Hedge fund manager Bill Ackman, who runs Pershing Square Capital Management, spoke about his massive wager against Herbalife at the annual Harbor Investment Conference.
“The last time I gave a presentation in this room it was 340-slides,” he joked referring to the 2012 special Sohn Conference where he publicly declared he’s short Herbalife.
“Today, I have no slides.”
Instead of presenting a new idea, Ackman decided to take questions and talk about anything people in the audience wanted to discuss.
Naturally, the elephant in the room came up after more than 18 minutes of Q&A on different stocks besides Herbalife.
Ackman was asked by New York Times’ reporter Will Alden if he had broken even on his Herbalife short.
“Not yet. We’re on our way, though.”
The reporter then asked him what’s the break even price.

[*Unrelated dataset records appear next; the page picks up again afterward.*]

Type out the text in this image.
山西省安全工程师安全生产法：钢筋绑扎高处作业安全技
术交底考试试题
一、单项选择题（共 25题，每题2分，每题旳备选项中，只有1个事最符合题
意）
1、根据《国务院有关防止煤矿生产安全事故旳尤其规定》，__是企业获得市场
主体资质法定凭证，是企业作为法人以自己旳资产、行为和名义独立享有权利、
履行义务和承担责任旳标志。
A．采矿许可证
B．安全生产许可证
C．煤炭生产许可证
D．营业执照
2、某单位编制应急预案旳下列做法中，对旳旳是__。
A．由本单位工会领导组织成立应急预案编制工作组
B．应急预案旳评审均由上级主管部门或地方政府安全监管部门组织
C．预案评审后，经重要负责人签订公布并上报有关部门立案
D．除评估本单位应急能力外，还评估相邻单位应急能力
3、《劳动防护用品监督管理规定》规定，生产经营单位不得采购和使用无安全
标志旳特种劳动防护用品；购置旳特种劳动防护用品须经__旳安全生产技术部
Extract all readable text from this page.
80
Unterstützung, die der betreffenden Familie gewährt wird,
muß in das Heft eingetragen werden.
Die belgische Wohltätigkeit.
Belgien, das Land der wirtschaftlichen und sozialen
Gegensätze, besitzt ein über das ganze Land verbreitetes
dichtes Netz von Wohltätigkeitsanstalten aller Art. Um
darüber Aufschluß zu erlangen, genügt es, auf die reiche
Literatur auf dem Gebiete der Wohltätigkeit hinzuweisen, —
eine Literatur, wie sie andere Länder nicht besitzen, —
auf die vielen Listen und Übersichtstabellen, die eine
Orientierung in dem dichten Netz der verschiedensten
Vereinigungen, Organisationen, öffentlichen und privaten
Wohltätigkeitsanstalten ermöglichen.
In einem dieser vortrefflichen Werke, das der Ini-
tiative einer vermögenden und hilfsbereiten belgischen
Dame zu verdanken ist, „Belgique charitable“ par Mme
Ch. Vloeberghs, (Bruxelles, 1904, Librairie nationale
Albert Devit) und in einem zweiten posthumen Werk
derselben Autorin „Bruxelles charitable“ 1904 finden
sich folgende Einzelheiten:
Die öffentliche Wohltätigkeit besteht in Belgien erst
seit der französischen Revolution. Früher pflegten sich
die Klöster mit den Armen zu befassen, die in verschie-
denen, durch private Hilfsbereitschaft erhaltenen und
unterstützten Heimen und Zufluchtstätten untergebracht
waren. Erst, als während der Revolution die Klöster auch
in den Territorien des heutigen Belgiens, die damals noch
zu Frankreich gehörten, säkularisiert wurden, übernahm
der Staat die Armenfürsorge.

Ackman didn’t give a clear answer on that one.
“Actually, interestingly on Herbalife, we’ve certainly lost a lot of money. It was interesting, as it went up, every dollar it went up, CNBC would report Pershing Square’s lost another $US20 million or another $US100 million or whatever. But as we make money on the way down, they stop doing that reporting.”
The Herbalife Short
In December 2012, Ackman publicly declared that he was shorting $US1 billion worth of Herbalife, a multi-level marking company that sells nutritional supplements and weight loss shakes. Ackman said he thinks the company operates as a pyramid scheme that targets lower income individuals, particularly from the Hispanic population. Ackman also believes that regulators, specifically the FTC, will be induced to investigate and shut down the company.
The company then became the center of an epic clash of hedge fund titans. Shortly after Ackman’s presentation, Ackman’s long-time rival Carl Icahn piled on by snapping up a massive long position. Icahn, who has made hundreds of millions on his position, has said that Ackman will be the victim of “the mother of all short squeezes.” A number of other fund managers have gone long the stock, too.
Right after Ackman revealed his short, Herbalife shares collapsed. Once other fund managers started going long, the stock surged throughout the next year resulting in hundreds of millions in paper losses for Ackman’s Pershing Square Capital.
Last October, Ackman said in a letter to investors that he repositioned his $US1 billion short by swapping more than 40 per cent of the equity short position for put options in an effort to reduce risk. He also continued to reiterate that he would take this short “to the end of the earth.”
Ackman said Wednesday that the way he’s positioned now with Herbalife he will be able to make more money.
“We didn’t simply transform our position from being short. We actually now have a much larger position notionally than we had initially. So if it were to disappear tomorrow, we’d make a lot more than had it just blown up the day after I gave my last presentation. Although, life would be a little easier. But we’re probably better off. In the investment business, the best way to make money sometimes if you have an investment against you…if you can…stay the course and structure yourself in a way you can benefit from a move in the stock price you can do better than you would have done.”
By repositioning what Ackman did was pare back his short exposure. He also structured options in a way that gives him higher “notional” exposure.
To put that in trader terms, say you’re trading the Non-Farm Payrolls number — one of the most important economic data points that comes out on the first Friday of every month. For the NFP, you might take $US20-30 million in “notional” exposure. However, as a trader, you might really only have between $US50-100K in risk.
Gotta love those derivatives.
Born To Run
Ackman co-chairs the annual Harbor Investment Conference with UBS private wealth management managing director Mark Axelowtiz. who is also an actor in shows like “Law & Order” and “Boardwalk Empire”.
The money raised from the event goes to the Boys & Girls Harbor, a 77-year-old non-profit that provides educational and performing arts programs to children and their families in East Harlem.
When Ackman took the stage, his “theme song” that played was Bruce Springsteen’s “Born To Run.”